At the sale, the Titian was bought for 1,600,000 Gns ($ 3.84 Million) by the famous art dealer Julius Weitzner (1896-1986) after a bidding war with the Getty Museum. He sold the work ten days later for £ 50,000 more to the J. Paul Getty Museum, although a national fund-raising campaign in England tried to stop the export of the work to the United States. Eventually the Getty Museum consented to ship it back to the National Gallery London that bought it with the help of the NACF (Art Fund), the Pilgrim Trust and a public appeal for £ 1.76 million ($4.2 million).

Titian painted as well the scene of Actaeon seeing Diana bathing, this picture can be seen at the National Gallery of Scotland in Edinburgh.

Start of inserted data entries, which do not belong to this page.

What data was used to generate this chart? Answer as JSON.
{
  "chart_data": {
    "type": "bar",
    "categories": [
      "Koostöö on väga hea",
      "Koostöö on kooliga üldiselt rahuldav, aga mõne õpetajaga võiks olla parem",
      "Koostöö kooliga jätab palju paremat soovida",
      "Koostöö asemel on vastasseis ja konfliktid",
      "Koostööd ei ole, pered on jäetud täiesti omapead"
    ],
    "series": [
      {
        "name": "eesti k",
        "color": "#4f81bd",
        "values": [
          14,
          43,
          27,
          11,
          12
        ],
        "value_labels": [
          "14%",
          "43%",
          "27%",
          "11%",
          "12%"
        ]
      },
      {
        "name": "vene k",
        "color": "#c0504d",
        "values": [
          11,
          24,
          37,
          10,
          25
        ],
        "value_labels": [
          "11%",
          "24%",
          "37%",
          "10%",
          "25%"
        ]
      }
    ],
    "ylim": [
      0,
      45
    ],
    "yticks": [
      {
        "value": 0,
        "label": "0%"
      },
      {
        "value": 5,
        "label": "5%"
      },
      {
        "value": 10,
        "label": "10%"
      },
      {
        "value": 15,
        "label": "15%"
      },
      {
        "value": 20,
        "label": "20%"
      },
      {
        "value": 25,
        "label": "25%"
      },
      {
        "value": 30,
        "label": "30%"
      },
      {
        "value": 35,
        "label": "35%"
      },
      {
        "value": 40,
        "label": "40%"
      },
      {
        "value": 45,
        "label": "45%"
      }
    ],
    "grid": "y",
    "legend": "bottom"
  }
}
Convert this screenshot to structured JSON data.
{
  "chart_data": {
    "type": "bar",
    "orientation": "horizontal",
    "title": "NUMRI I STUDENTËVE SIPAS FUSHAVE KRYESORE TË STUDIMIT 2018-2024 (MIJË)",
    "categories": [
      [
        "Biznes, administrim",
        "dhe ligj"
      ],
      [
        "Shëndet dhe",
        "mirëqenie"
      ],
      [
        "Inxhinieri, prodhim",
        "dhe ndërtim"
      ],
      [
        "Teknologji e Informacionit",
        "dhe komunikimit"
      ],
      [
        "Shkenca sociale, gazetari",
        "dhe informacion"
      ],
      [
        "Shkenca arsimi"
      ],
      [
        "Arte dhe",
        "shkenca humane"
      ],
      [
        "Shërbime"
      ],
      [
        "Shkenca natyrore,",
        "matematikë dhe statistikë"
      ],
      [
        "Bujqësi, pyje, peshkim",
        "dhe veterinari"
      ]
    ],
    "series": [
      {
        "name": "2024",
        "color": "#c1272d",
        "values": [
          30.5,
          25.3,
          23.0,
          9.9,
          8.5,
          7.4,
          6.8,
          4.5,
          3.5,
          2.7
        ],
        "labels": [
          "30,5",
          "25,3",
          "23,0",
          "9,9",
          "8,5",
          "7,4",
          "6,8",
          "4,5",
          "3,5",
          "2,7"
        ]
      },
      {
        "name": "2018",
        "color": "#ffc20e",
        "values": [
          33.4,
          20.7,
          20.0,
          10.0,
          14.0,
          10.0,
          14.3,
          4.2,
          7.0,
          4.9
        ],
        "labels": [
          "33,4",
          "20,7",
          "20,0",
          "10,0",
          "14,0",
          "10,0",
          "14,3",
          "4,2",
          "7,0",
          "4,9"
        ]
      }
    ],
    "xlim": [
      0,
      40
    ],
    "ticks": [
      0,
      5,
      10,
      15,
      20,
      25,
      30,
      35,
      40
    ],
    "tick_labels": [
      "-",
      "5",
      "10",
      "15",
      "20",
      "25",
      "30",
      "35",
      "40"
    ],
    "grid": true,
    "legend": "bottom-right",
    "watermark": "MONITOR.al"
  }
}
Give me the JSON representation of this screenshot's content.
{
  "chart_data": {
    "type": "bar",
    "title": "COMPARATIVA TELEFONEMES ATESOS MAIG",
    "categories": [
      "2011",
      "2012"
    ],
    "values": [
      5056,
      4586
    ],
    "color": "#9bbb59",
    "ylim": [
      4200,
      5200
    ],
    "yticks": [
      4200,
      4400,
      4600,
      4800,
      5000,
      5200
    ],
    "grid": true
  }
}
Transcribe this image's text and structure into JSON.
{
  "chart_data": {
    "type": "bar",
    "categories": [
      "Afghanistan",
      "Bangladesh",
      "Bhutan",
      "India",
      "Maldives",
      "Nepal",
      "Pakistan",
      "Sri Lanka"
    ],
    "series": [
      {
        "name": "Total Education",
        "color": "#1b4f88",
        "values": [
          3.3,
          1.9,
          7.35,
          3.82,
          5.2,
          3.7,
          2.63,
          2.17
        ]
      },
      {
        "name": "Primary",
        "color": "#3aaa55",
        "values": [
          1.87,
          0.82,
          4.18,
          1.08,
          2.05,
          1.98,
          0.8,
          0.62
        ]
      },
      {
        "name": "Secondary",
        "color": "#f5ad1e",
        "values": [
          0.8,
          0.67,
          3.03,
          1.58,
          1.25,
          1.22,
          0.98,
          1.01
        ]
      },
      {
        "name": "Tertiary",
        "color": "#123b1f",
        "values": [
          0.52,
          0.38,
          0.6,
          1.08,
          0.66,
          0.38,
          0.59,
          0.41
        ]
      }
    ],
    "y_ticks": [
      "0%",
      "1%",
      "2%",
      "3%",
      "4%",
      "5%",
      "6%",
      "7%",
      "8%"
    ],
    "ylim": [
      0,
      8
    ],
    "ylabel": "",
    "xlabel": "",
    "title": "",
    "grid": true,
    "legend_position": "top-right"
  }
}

It is difficult now to credit that Titian and the Venetian school of painting have not always been universally admired. In the 18th century, when many of the paintings here entered British collections, the cult of Titian was divisive, even political. Aristocrats loved Titian, radicals loathed him. William Blake revered Michelangelo with his bold design and inner vision, and raged that Titian's soft, yielding sensuality was becoming fashionable - so fashionable that a young girl's claim to have discovered the secret of Titian's colouring caused a national sensation in the 1790s. Blake raged at the appetite for Titian's "sickly daubs".